L’attitude des USA n’est
donc pas forcément cohérente, certains s’en plaignent (Micheal
Mann), d’autres y percevant une forme de force (Edward
Luttwack) qui permet une déstabilisation des ennemis. Face à l’indifférence feinte en
Amérique du Sud, il y a tout de même un intérêt pour les USA puisqu’ils sont
intervenus en Colombie. En revanche, la première sphère d’influence en Amérique
Centrale est si bien intégrée dans leur esprit qu’ils n’en parlent pas dans
leur politique étrangère. Cette attitude met en évidence que l’Amérique Centrale et les Caraïbes sont
considérées comme des extensions des USA plus que comme une région du monde à
part. D’ailleurs le commandement Sud des USA implanté à Miami considère
véritablement ces deux zones comme une sphère d’influence si proche des USA que
c’est une partie du pays, avec des États souverains en quelques sortes. Dans leurs documents, l’Amérique Latine ne
fait pas partie des grands centres de puissance globale. Du coup, ils délèguent
leur rôle au Brésil car cette région attire dorénavant moins leur intention.

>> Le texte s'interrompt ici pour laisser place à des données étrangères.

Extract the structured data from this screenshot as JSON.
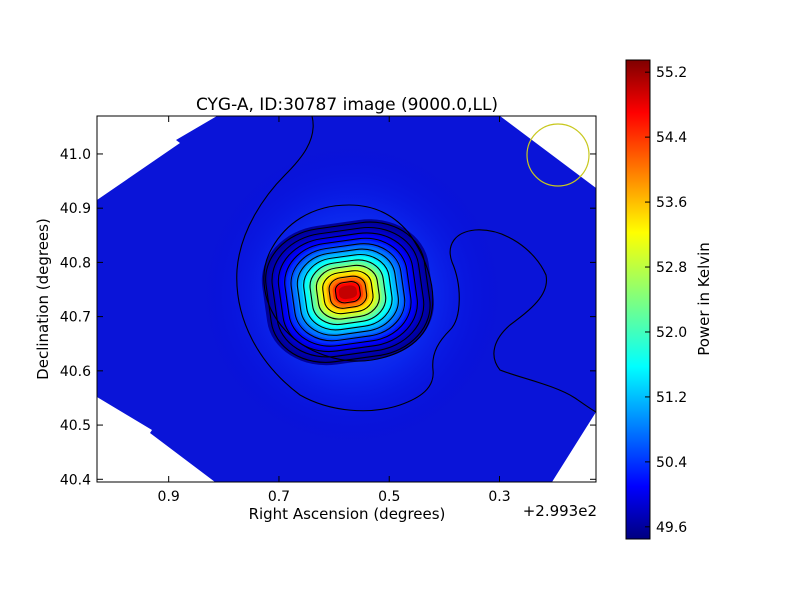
{
  "chart_data": {
    "type": "heatmap",
    "title": "CYG-A, ID:30787 image (9000.0,LL)",
    "xlabel": "Right Ascension (degrees)",
    "ylabel": "Declination (degrees)",
    "x_offset_label": "+2.993e2",
    "x_ticks": [
      {
        "value": 0.9,
        "label": "0.9"
      },
      {
        "value": 0.7,
        "label": "0.7"
      },
      {
        "value": 0.5,
        "label": "0.5"
      },
      {
        "value": 0.3,
        "label": "0.3"
      }
    ],
    "y_ticks": [
      {
        "value": 41.0,
        "label": "41.0"
      },
      {
        "value": 40.9,
        "label": "40.9"
      },
      {
        "value": 40.8,
        "label": "40.8"
      },
      {
        "value": 40.7,
        "label": "40.7"
      },
      {
        "value": 40.6,
        "label": "40.6"
      },
      {
        "value": 40.5,
        "label": "40.5"
      },
      {
        "value": 40.4,
        "label": "40.4"
      }
    ],
    "xlim": [
      1.03,
      0.125
    ],
    "ylim": [
      40.395,
      41.07
    ],
    "x_axis_inverted": true,
    "colorbar": {
      "label": "Power in Kelvin",
      "colormap": "jet",
      "range": [
        49.45,
        55.35
      ],
      "ticks": [
        {
          "value": 55.2,
          "label": "55.2"
        },
        {
          "value": 54.4,
          "label": "54.4"
        },
        {
          "value": 53.6,
          "label": "53.6"
        },
        {
          "value": 52.8,
          "label": "52.8"
        },
        {
          "value": 52.0,
          "label": "52.0"
        },
        {
          "value": 51.2,
          "label": "51.2"
        },
        {
          "value": 50.4,
          "label": "50.4"
        },
        {
          "value": 49.6,
          "label": "49.6"
        }
      ]
    },
    "source_peak": {
      "ra_offset": 0.575,
      "dec": 40.745,
      "value": 55.3
    },
    "background_level": 49.6,
    "beam_circle": {
      "ra_offset": 0.22,
      "dec": 41.0,
      "color": "#c8c81e"
    },
    "contours": "black"
  }
}
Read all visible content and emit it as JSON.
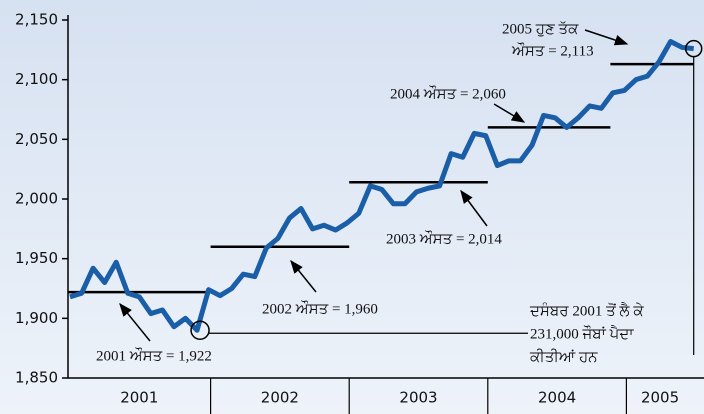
{
  "chart_data": {
    "type": "line",
    "categories": [
      null,
      null,
      null,
      null,
      null,
      null,
      null,
      null,
      null,
      null,
      null,
      null,
      null,
      null,
      null,
      null,
      null,
      null,
      null,
      null,
      null,
      null,
      null,
      null,
      null,
      null,
      null,
      null,
      null,
      null,
      null,
      null,
      null,
      null,
      null,
      null,
      null,
      null,
      null,
      null,
      null,
      null,
      null,
      null,
      null,
      null,
      null,
      null,
      null,
      null,
      null,
      null,
      null,
      null,
      null
    ],
    "year_labels": [
      "2001",
      "2002",
      "2003",
      "2004",
      "2005"
    ],
    "series": [
      {
        "color": "#1b5ea8",
        "values": [
          1918,
          1921,
          1942,
          1930,
          1947,
          1921,
          1918,
          1904,
          1907,
          1893,
          1900,
          1890,
          1924,
          1919,
          1925,
          1937,
          1935,
          1959,
          1967,
          1984,
          1992,
          1975,
          1978,
          1974,
          1980,
          1988,
          2011,
          2008,
          1996,
          1996,
          2006,
          2009,
          2011,
          2038,
          2035,
          2055,
          2053,
          2028,
          2032,
          2032,
          2045,
          2070,
          2068,
          2060,
          2068,
          2078,
          2076,
          2089,
          2091,
          2100,
          2103,
          2115,
          2132,
          2127,
          2126
        ]
      }
    ],
    "averages": [
      {
        "value": 1922,
        "label": [
          "2001 ਔਸਤ = 1,922"
        ]
      },
      {
        "value": 1960,
        "label": [
          "2002 ਔਸਤ = 1,960"
        ]
      },
      {
        "value": 2014,
        "label": [
          "2003 ਔਸਤ = 2,014"
        ]
      },
      {
        "value": 2060,
        "label": [
          "2004 ਔਸਤ = 2,060"
        ]
      },
      {
        "value": 2113,
        "label": [
          "2005 ਹੁਣ ਤੱਕ",
          "ਔਸਤ  = 2,113"
        ]
      }
    ],
    "annotation": [
      "ਦਸੰਬਰ 2001 ਤੋਂ ਲੈ ਕੇ",
      "231,000 ਜੌਬਾਂ ਪੈਦਾ",
      "ਕੀਤੀਆਂ ਹਨ"
    ],
    "ylim": [
      1850,
      2150
    ],
    "yticks": [
      {
        "value": 1850,
        "label": "1,850"
      },
      {
        "value": 1900,
        "label": "1,900"
      },
      {
        "value": 1950,
        "label": "1,950"
      },
      {
        "value": 2000,
        "label": "2,000"
      },
      {
        "value": 2050,
        "label": "2,050"
      },
      {
        "value": 2100,
        "label": "2,100"
      },
      {
        "value": 2150,
        "label": "2,150"
      }
    ]
  }
}
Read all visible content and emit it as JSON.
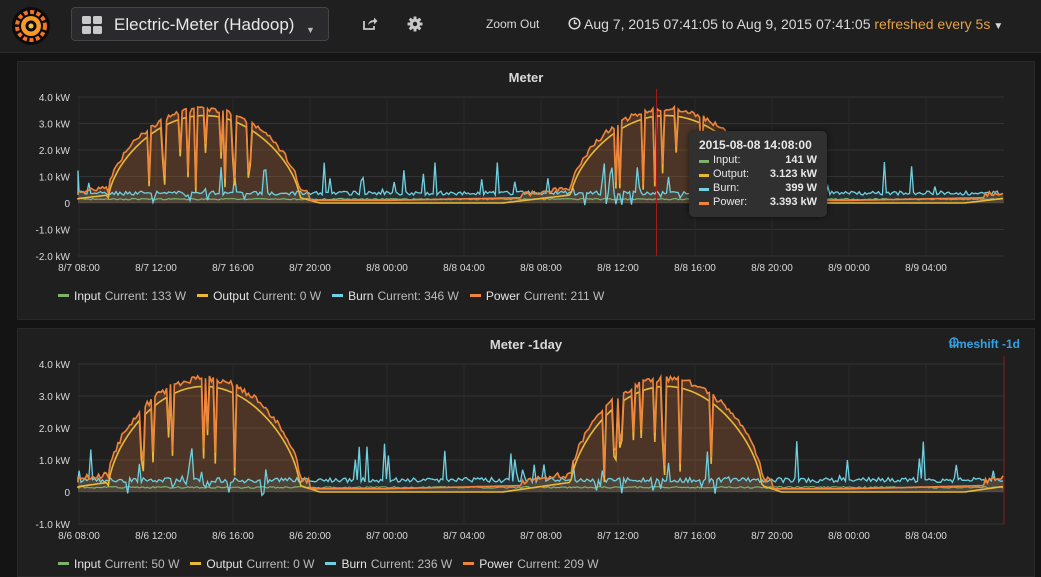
{
  "nav": {
    "dashboard_title": "Electric-Meter (Hadoop)",
    "zoom_out": "Zoom Out",
    "time_range": "Aug 7, 2015 07:41:05 to Aug 9, 2015 07:41:05",
    "refresh": "refreshed every 5s"
  },
  "colors": {
    "input": "#7eb26d",
    "output": "#eab839",
    "burn": "#6ed0e0",
    "power": "#ef843c",
    "timeshift": "#33a2e5"
  },
  "panels": [
    {
      "title": "Meter",
      "y_ticks": [
        "4.0 kW",
        "3.0 kW",
        "2.0 kW",
        "1.0 kW",
        "0",
        "-1.0 kW",
        "-2.0 kW"
      ],
      "x_ticks": [
        "8/7 08:00",
        "8/7 12:00",
        "8/7 16:00",
        "8/7 20:00",
        "8/8 00:00",
        "8/8 04:00",
        "8/8 08:00",
        "8/8 12:00",
        "8/8 16:00",
        "8/8 20:00",
        "8/9 00:00",
        "8/9 04:00"
      ],
      "legend": [
        {
          "name": "Input",
          "current": "Current: 133 W"
        },
        {
          "name": "Output",
          "current": "Current: 0 W"
        },
        {
          "name": "Burn",
          "current": "Current: 346 W"
        },
        {
          "name": "Power",
          "current": "Current: 211 W"
        }
      ]
    },
    {
      "title": "Meter -1day",
      "timeshift": "timeshift -1d",
      "y_ticks": [
        "4.0 kW",
        "3.0 kW",
        "2.0 kW",
        "1.0 kW",
        "0",
        "-1.0 kW"
      ],
      "x_ticks": [
        "8/6 08:00",
        "8/6 12:00",
        "8/6 16:00",
        "8/6 20:00",
        "8/7 00:00",
        "8/7 04:00",
        "8/7 08:00",
        "8/7 12:00",
        "8/7 16:00",
        "8/7 20:00",
        "8/8 00:00",
        "8/8 04:00"
      ],
      "legend": [
        {
          "name": "Input",
          "current": "Current: 50 W"
        },
        {
          "name": "Output",
          "current": "Current: 0 W"
        },
        {
          "name": "Burn",
          "current": "Current: 236 W"
        },
        {
          "name": "Power",
          "current": "Current: 209 W"
        }
      ]
    }
  ],
  "tooltip": {
    "time": "2015-08-08 14:08:00",
    "rows": [
      {
        "name": "Input:",
        "value": "141 W"
      },
      {
        "name": "Output:",
        "value": "3.123 kW"
      },
      {
        "name": "Burn:",
        "value": "399 W"
      },
      {
        "name": "Power:",
        "value": "3.393 kW"
      }
    ]
  }
}
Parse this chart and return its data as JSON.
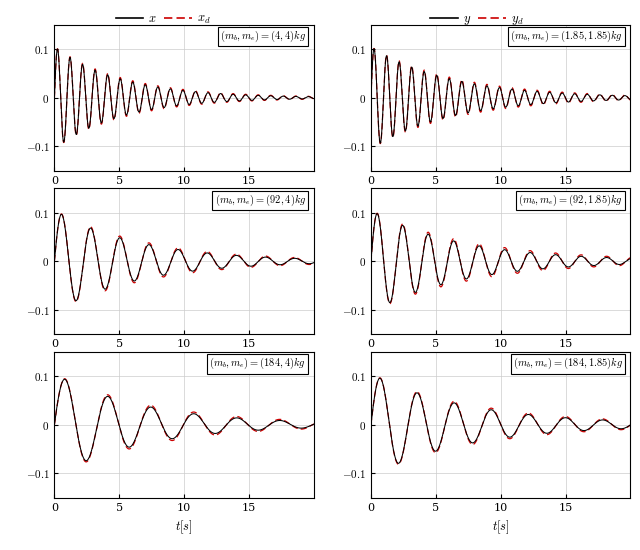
{
  "subplot_titles": [
    [
      "$(m_b, m_e) = (4, 4)kg$",
      "$(m_b, m_e) = (1.85, 1.85)kg$"
    ],
    [
      "$(m_b, m_e) = (92, 4)kg$",
      "$(m_b, m_e) = (92, 1.85)kg$"
    ],
    [
      "$(m_b, m_e) = (184, 4)kg$",
      "$(m_b, m_e) = (184, 1.85)kg$"
    ]
  ],
  "xlabel": "$t[s]$",
  "ylim": [
    -0.15,
    0.15
  ],
  "xlim": [
    0,
    20
  ],
  "color_solid": "#000000",
  "color_dashed": "#cc0000",
  "grid_color": "#cccccc",
  "background_color": "#ffffff",
  "params": [
    {
      "omega": 6.5,
      "zeta": 0.03,
      "amp": 0.105,
      "omega_d_off": 0.0,
      "zeta_d": 0.028,
      "amp_d": 0.105
    },
    {
      "omega": 6.5,
      "zeta": 0.025,
      "amp": 0.105,
      "omega_d_off": 0.0,
      "zeta_d": 0.023,
      "amp_d": 0.105
    },
    {
      "omega": 2.8,
      "zeta": 0.055,
      "amp": 0.105,
      "omega_d_off": 0.0,
      "zeta_d": 0.05,
      "amp_d": 0.105
    },
    {
      "omega": 3.2,
      "zeta": 0.045,
      "amp": 0.105,
      "omega_d_off": 0.0,
      "zeta_d": 0.04,
      "amp_d": 0.105
    },
    {
      "omega": 1.9,
      "zeta": 0.075,
      "amp": 0.105,
      "omega_d_off": 0.0,
      "zeta_d": 0.068,
      "amp_d": 0.105
    },
    {
      "omega": 2.2,
      "zeta": 0.06,
      "amp": 0.105,
      "omega_d_off": 0.0,
      "zeta_d": 0.055,
      "amp_d": 0.105
    }
  ]
}
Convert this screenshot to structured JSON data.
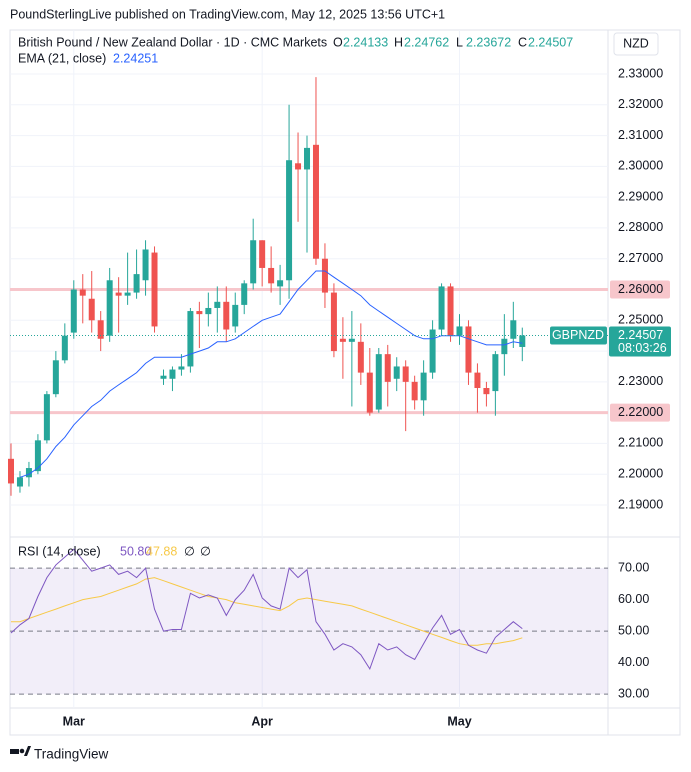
{
  "header": {
    "publisher": "PoundSterlingLive published on TradingView.com, May 12, 2025 13:56 UTC+1"
  },
  "footer": {
    "brand": "TradingView"
  },
  "chart_data": [
    {
      "type": "candlestick",
      "title": "British Pound / New Zealand Dollar · 1D · CMC Markets",
      "ohlc_labels": [
        "O",
        "H",
        "L",
        "C"
      ],
      "currency": "NZD",
      "symbol_label": "GBPNZD",
      "countdown": "08:03:26",
      "up_color": "#26a69a",
      "down_color": "#ef5350",
      "categories": [
        null,
        null,
        null,
        null,
        null,
        null,
        null,
        "Mar",
        null,
        null,
        null,
        null,
        null,
        null,
        null,
        null,
        null,
        null,
        null,
        null,
        null,
        null,
        null,
        null,
        null,
        null,
        null,
        null,
        "Apr",
        null,
        null,
        null,
        null,
        null,
        null,
        null,
        null,
        null,
        null,
        null,
        null,
        null,
        null,
        null,
        null,
        null,
        null,
        null,
        null,
        null,
        "May",
        null,
        null,
        null,
        null,
        null,
        null,
        null
      ],
      "open": [
        2.205,
        2.196,
        2.199,
        2.201,
        2.211,
        2.226,
        2.237,
        2.246,
        2.26,
        2.257,
        2.25,
        2.245,
        2.259,
        2.258,
        2.259,
        2.263,
        2.272,
        2.231,
        2.231,
        2.234,
        2.235,
        2.253,
        2.252,
        2.254,
        2.256,
        2.248,
        2.255,
        2.262,
        2.276,
        2.267,
        2.261,
        2.263,
        2.301,
        2.299,
        2.307,
        2.27,
        2.259,
        2.244,
        2.243,
        2.243,
        2.233,
        2.221,
        2.239,
        2.231,
        2.235,
        2.23,
        2.224,
        2.233,
        2.247,
        2.261,
        2.245,
        2.248,
        2.233,
        2.228,
        2.227,
        2.239,
        2.244,
        2.24133
      ],
      "high": [
        2.21,
        2.201,
        2.204,
        2.213,
        2.227,
        2.24,
        2.249,
        2.263,
        2.265,
        2.266,
        2.253,
        2.267,
        2.264,
        2.272,
        2.273,
        2.276,
        2.274,
        2.234,
        2.235,
        2.239,
        2.254,
        2.256,
        2.259,
        2.261,
        2.261,
        2.259,
        2.263,
        2.283,
        2.276,
        2.274,
        2.268,
        2.32,
        2.311,
        2.31,
        2.329,
        2.275,
        2.262,
        2.251,
        2.253,
        2.249,
        2.241,
        2.241,
        2.242,
        2.238,
        2.237,
        2.232,
        2.237,
        2.25,
        2.262,
        2.262,
        2.252,
        2.25,
        2.236,
        2.23,
        2.24,
        2.252,
        2.256,
        2.24762
      ],
      "low": [
        2.193,
        2.194,
        2.196,
        2.2,
        2.21,
        2.225,
        2.236,
        2.244,
        2.249,
        2.246,
        2.24,
        2.243,
        2.246,
        2.255,
        2.257,
        2.258,
        2.246,
        2.229,
        2.227,
        2.232,
        2.233,
        2.241,
        2.248,
        2.246,
        2.243,
        2.246,
        2.252,
        2.26,
        2.261,
        2.259,
        2.255,
        2.257,
        2.282,
        2.272,
        2.268,
        2.254,
        2.238,
        2.231,
        2.222,
        2.229,
        2.219,
        2.22,
        2.222,
        2.227,
        2.214,
        2.221,
        2.219,
        2.231,
        2.245,
        2.243,
        2.242,
        2.229,
        2.22,
        2.222,
        2.219,
        2.232,
        2.241,
        2.23672
      ],
      "close": [
        2.197,
        2.199,
        2.202,
        2.211,
        2.226,
        2.237,
        2.245,
        2.26,
        2.258,
        2.25,
        2.244,
        2.263,
        2.258,
        2.259,
        2.265,
        2.273,
        2.248,
        2.232,
        2.234,
        2.235,
        2.253,
        2.252,
        2.254,
        2.256,
        2.247,
        2.255,
        2.262,
        2.276,
        2.267,
        2.262,
        2.263,
        2.302,
        2.299,
        2.306,
        2.27,
        2.259,
        2.24,
        2.243,
        2.244,
        2.233,
        2.22,
        2.239,
        2.23,
        2.235,
        2.23,
        2.224,
        2.233,
        2.247,
        2.261,
        2.245,
        2.248,
        2.233,
        2.228,
        2.226,
        2.239,
        2.244,
        2.25,
        2.24507
      ],
      "overlays": [
        {
          "name": "EMA (21, close)",
          "color": "#2962ff",
          "values": [
            null,
            2.199,
            2.2,
            2.202,
            2.205,
            2.209,
            2.212,
            2.216,
            2.219,
            2.222,
            2.224,
            2.227,
            2.229,
            2.231,
            2.233,
            2.236,
            2.238,
            2.238,
            2.238,
            2.238,
            2.239,
            2.24,
            2.241,
            2.243,
            2.243,
            2.244,
            2.246,
            2.248,
            2.25,
            2.251,
            2.252,
            2.256,
            2.26,
            2.263,
            2.266,
            2.266,
            2.264,
            2.262,
            2.26,
            2.258,
            2.255,
            2.253,
            2.251,
            2.249,
            2.247,
            2.245,
            2.244,
            2.244,
            2.245,
            2.245,
            2.245,
            2.244,
            2.243,
            2.242,
            2.242,
            2.242,
            2.243,
            2.24251
          ]
        }
      ],
      "horizontal_lines": [
        2.26,
        2.22
      ],
      "ylim": [
        2.1796,
        2.3443
      ],
      "yticks": [
        {
          "value": 2.19,
          "label": "2.19000"
        },
        {
          "value": 2.2,
          "label": "2.20000"
        },
        {
          "value": 2.21,
          "label": "2.21000"
        },
        {
          "value": 2.22,
          "label": "2.22000"
        },
        {
          "value": 2.23,
          "label": "2.23000"
        },
        {
          "value": 2.24,
          "label": "2.24000"
        },
        {
          "value": 2.25,
          "label": "2.25000"
        },
        {
          "value": 2.26,
          "label": "2.26000"
        },
        {
          "value": 2.27,
          "label": "2.27000"
        },
        {
          "value": 2.28,
          "label": "2.28000"
        },
        {
          "value": 2.29,
          "label": "2.29000"
        },
        {
          "value": 2.3,
          "label": "2.30000"
        },
        {
          "value": 2.31,
          "label": "2.31000"
        },
        {
          "value": 2.32,
          "label": "2.32000"
        },
        {
          "value": 2.33,
          "label": "2.33000"
        }
      ],
      "grid": true
    },
    {
      "type": "line",
      "title": "RSI (14, close)",
      "extra_labels": [
        "∅",
        "∅"
      ],
      "series": [
        {
          "color": "#7e57c2",
          "value_label": "50.80",
          "values": [
            49.4,
            52,
            54,
            61,
            67,
            71,
            73.5,
            76,
            72.5,
            69,
            70,
            71,
            68,
            69,
            67,
            70,
            57,
            50,
            50.5,
            50.5,
            62,
            60.5,
            61.5,
            60.5,
            55,
            60,
            63,
            68,
            60.5,
            58,
            57,
            70,
            67,
            69.5,
            53,
            49,
            44,
            46,
            45,
            42.5,
            38,
            46,
            44,
            45,
            42.5,
            41,
            46,
            51,
            55,
            49,
            50.5,
            45.5,
            44,
            43,
            48,
            50.5,
            53,
            50.8
          ]
        },
        {
          "color": "#f7c948",
          "value_label": "47.88",
          "values": [
            53,
            53,
            54,
            55,
            56,
            57,
            58,
            59,
            60,
            60.5,
            61,
            62,
            63,
            64,
            65,
            66.5,
            67,
            66,
            65,
            64,
            63,
            62,
            61,
            60.5,
            60,
            59,
            58.5,
            58,
            57.5,
            57,
            56.5,
            58,
            60,
            60.5,
            60,
            59.5,
            59,
            58.5,
            58,
            57,
            56,
            55,
            54,
            53,
            52,
            51,
            50,
            49,
            48,
            47,
            46,
            45.5,
            45.5,
            46,
            46,
            46.5,
            47,
            47.88
          ]
        }
      ],
      "band": [
        30,
        70
      ],
      "dashed_levels": [
        70,
        50,
        30
      ],
      "ylim": [
        25.6,
        78.6
      ],
      "yticks": [
        {
          "value": 30,
          "label": "30.00"
        },
        {
          "value": 40,
          "label": "40.00"
        },
        {
          "value": 50,
          "label": "50.00"
        },
        {
          "value": 60,
          "label": "60.00"
        },
        {
          "value": 70,
          "label": "70.00"
        }
      ]
    }
  ]
}
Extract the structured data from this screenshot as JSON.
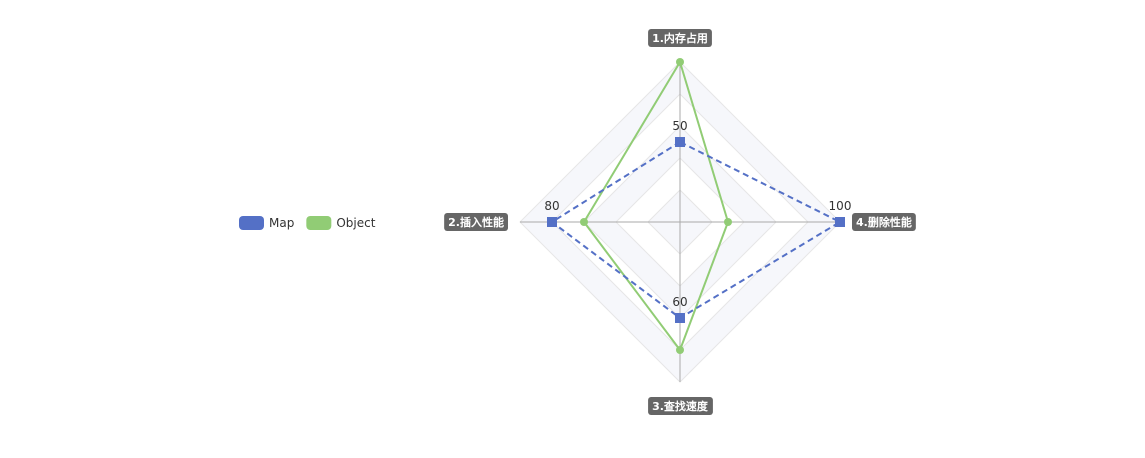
{
  "chart_data": {
    "type": "radar",
    "indicators": [
      {
        "name": "1.内存占用",
        "max": 100
      },
      {
        "name": "2.插入性能",
        "max": 100
      },
      {
        "name": "3.查找速度",
        "max": 100
      },
      {
        "name": "4.删除性能",
        "max": 100
      }
    ],
    "series": [
      {
        "name": "Map",
        "values": [
          50,
          80,
          60,
          100
        ],
        "color": "#5470c6",
        "line_style": "dashed",
        "marker": "square",
        "labels": [
          "50",
          "80",
          "60",
          "100"
        ]
      },
      {
        "name": "Object",
        "values": [
          100,
          60,
          80,
          30
        ],
        "color": "#91cc75",
        "line_style": "solid",
        "marker": "circle",
        "labels": []
      }
    ],
    "legend": {
      "position": "left",
      "items": [
        "Map",
        "Object"
      ]
    },
    "split_area_colors": [
      "#ffffff",
      "#f6f7fb"
    ],
    "split_line_color": "#e6e6e6",
    "axis_line_color": "#aaaaaa",
    "axis_label_bg": "#666666"
  }
}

En Amérique Centrale cependant, la Guerre Froide pousse à une intervention
systématique des USA dans la région (comme l’arrivée de la CIA lors du conflit
des années 1980 au Nicaragua). L’interventionnisme plus ou moins cohérent, fait
que les USA soutiennent Pinochet, soutiennent un peu moins officiellement les
colonels argentins et les abandonnent dés que Londres réplique lors de la
Guerre des Malouines. Leur politique extérieure est donc très peu cohérente si
ce n’est que durant la guerre froide, il fallait éviter l’installation d’un
régime communiste en Amérique. A force d’aider n’importe qui, leur politique est très incohérente et la
seule politique cohérente sera après la Guerre Froide, c’est le Plan Colombie.
« L’indifférence bienveillante » à l’égard de l’Amérique Latine vient
aussi du nombre d’hommes d’origine latino dans les institutions américaines, ces
Latinos étant la plus grosse minorité des USA. En conséquence, les agissements des USA en Amérique Latine sont plus
perçus comme des actions de politique intérieure. La fin de la Guerre Froide
est donc marquée par ce phénomène d’éloignement et de progressif désintérêt des
affaires d’Amérique du Sud, d’où le royal dédain et l’ignorance totale
vis-à-vis du Venezuela.
L’histoire
commune qui relie les deux régions donne un poids prépondérant à cette
géographie historique sur la politique globale entre les deux espaces. Certes
les Usa par leur incohérence ont touché voire blessé des pays d’Amérique du Sud
mais le problème principal n’est pas tant
ce détail que le fait que les USA n’ont pas proposé de politique de
développement cohérente pour cette région du monde, comme ce qu’ils ont fait
pour l’Europe après la Seconde Guerre Mondiale. Il semble selon ???
que ce soit bien là le problème central des USA vis-à-vis de l’Amérique du Sud.